En acceptant depuis trop longtemps que les géants du numérique soient soustraits de l’application de la Loi sur la radiodiffusion, le gouvernement canadien a toléré une forme de double standard qui a mis à mal de nombreuses entreprises de notre environnement culturel et médiatique ainsi que les milliers d’artistes, d’auteurs, de créateurs et de professionnels qui y œuvrent. La démonstration de l’effet dévastateur de cette inertie sur la capacité de production et sur la pérennité de tout le secteur de l’audiovisuel n’est plus à faire, ayant été le sujet de nombreux rapports d’experts, dont le plus récent, le rapport Yale.

Face au consensus qui se dégage du milieu culturel et médiatique quant à l’urgence de mettre fin à cette iniquité législative et réglementaire entre nos entreprises canadiennes et les Netflix, Spotify et autres multinationales du web, l’actuel ministre du Patrimoine, Steven Guilbeault, a déposé l’automne dernier le projet de loi C-10 visant à réformer la Loi sur la radiodiffusion et à octroyer des pouvoirs accrus au Conseil de la radiodiffusion et des télécommunications canadiennes (CRTC). Un projet de loi qui a été bien accueilli par le milieu culturel, mais considéré comme encore perfectible. Les parlementaires s’affairaient à l’améliorer, jusqu’à ce qu’une motion introduite par les conservateurs vienne menacer l’adoption du projet de loi avant la fin de la présente législature.
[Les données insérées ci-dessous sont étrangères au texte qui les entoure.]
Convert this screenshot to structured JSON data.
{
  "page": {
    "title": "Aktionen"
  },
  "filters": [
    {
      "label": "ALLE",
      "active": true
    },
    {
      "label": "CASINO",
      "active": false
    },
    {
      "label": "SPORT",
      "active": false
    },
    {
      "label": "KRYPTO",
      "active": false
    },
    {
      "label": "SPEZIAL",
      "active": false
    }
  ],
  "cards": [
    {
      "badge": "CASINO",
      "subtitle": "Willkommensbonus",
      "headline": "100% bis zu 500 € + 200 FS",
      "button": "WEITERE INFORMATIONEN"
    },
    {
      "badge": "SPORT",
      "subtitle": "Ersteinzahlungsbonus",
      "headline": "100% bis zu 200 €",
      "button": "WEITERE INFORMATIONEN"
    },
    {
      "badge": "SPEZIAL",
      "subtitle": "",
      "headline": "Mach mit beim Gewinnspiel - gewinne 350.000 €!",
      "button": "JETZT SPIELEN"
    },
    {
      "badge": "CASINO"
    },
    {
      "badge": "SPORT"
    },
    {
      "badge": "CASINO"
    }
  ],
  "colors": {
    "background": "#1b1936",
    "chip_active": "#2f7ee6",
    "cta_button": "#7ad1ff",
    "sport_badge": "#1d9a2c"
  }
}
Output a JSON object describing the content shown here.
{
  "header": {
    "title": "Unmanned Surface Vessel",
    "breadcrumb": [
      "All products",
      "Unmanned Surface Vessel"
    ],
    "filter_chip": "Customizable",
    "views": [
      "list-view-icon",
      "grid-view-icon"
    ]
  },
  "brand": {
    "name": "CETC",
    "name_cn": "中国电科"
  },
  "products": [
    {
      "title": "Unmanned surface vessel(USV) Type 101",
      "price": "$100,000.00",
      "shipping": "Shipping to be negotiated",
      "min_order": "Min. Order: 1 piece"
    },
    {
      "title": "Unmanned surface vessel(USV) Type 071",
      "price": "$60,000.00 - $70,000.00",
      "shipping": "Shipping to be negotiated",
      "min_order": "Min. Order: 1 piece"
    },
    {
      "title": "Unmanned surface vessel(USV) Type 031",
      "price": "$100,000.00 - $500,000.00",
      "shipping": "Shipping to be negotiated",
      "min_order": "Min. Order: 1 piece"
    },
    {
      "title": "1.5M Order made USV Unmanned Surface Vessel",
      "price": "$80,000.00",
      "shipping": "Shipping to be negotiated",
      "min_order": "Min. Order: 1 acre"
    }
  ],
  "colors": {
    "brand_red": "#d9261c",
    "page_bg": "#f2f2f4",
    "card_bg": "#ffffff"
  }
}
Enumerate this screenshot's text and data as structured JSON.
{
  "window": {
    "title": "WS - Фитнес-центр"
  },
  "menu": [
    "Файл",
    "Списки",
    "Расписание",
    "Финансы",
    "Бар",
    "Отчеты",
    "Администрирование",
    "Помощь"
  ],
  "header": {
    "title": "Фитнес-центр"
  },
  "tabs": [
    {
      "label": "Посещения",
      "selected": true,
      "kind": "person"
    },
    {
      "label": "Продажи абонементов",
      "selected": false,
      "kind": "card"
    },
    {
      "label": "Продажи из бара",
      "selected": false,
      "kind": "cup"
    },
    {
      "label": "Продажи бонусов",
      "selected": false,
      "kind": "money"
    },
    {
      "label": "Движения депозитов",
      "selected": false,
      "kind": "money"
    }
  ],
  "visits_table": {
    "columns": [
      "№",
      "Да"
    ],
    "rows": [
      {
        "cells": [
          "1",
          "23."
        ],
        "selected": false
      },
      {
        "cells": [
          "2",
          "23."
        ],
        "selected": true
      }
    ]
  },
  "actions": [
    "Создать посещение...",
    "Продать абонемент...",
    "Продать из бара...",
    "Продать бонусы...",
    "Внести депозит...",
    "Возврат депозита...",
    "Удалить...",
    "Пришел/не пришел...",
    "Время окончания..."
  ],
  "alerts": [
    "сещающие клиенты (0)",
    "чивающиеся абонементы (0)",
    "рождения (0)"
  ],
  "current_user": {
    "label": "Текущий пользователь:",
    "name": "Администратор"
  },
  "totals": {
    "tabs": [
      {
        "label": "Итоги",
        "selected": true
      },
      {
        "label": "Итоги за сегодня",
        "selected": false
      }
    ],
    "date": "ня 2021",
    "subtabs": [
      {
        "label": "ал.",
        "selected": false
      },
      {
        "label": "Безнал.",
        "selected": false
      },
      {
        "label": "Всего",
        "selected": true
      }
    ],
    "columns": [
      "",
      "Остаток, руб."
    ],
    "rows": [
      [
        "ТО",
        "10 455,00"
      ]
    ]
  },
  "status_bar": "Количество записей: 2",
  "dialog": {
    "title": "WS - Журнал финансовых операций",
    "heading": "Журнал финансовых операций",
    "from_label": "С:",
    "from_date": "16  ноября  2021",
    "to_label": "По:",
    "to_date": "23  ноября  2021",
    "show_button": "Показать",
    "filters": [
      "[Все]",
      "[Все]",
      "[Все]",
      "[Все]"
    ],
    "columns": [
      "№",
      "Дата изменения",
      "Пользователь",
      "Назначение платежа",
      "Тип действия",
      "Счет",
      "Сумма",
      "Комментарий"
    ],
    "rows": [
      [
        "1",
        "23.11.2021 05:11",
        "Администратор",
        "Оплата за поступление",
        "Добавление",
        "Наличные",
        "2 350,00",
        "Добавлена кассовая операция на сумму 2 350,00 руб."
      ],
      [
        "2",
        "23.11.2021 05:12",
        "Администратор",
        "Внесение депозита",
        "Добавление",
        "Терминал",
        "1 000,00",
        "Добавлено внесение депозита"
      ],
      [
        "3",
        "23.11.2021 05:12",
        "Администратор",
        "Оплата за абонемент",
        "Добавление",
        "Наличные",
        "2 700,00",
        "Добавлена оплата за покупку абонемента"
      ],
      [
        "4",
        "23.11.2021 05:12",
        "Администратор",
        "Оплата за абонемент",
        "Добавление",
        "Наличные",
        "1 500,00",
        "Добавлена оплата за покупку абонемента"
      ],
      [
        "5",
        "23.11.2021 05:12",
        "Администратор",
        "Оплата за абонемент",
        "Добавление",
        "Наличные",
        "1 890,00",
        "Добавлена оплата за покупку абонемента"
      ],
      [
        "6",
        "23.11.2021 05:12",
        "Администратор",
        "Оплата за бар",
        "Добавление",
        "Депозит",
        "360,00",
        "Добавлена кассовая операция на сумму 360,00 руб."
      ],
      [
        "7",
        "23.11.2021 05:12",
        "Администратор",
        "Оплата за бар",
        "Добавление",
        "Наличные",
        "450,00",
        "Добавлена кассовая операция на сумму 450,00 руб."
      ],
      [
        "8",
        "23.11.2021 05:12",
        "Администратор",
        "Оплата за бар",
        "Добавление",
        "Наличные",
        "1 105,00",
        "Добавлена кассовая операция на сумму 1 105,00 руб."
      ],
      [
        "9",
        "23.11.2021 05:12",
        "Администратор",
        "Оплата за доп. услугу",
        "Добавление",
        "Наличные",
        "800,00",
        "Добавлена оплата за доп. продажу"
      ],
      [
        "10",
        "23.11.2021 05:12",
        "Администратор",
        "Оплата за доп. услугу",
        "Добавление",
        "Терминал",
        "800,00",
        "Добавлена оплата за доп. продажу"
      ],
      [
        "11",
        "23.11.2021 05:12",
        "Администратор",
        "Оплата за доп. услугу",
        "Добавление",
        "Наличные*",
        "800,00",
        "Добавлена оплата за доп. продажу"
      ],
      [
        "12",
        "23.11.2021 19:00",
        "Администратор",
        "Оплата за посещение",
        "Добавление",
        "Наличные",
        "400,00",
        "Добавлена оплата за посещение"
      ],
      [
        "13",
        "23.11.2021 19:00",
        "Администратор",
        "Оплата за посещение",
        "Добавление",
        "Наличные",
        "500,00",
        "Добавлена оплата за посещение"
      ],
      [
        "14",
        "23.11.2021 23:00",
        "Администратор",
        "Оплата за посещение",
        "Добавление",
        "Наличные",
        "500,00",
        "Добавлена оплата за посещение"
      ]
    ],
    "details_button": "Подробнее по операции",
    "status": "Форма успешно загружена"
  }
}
Lors de son dépôt en novembre, le projet de loi C-10 prévoyait d’exempter les médias sociaux du cadre réglementaire. Alors que plusieurs voix se sont élevées pour contester ce choix à l’endroit d’entreprises qui, comme Facebook ou YouTube, génèrent des revenus en agissant comme diffuseur, le ministre a corrigé le tir en abrogeant l’article 4 de son projet de loi.

Il n’en fallait pas plus pour que les membres du Parti conservateur siégeant à ce comité y voient une menace à la liberté d’expression, alors qu’il n’en est rien. Ils voudraient demander au ministère de la Justice d’émettre un avis à cet effet.

Les conservateurs ayant déjà annoncé qu’ils voteraient contre le projet de loi, peu importe ce qu’il contient, cette motion ne constitue à nos yeux qu’une nouvelle manœuvre visant à retarder l’adoption de cet important projet de loi. Rappelant à bon escient que la Loi sur la radiodiffusion s’applique aux entreprises et non aux individus, Monique Simard et Pierre Trudel, tous deux membres du Comité fédéral sur la révision des lois sur la radiodiffusion, ont dû réaffirmer hier que « le projet de loi C-10 n’induit aucun risque de voir un jour le CRTC se mettre à réglementer les vidéos émanant d’individus ».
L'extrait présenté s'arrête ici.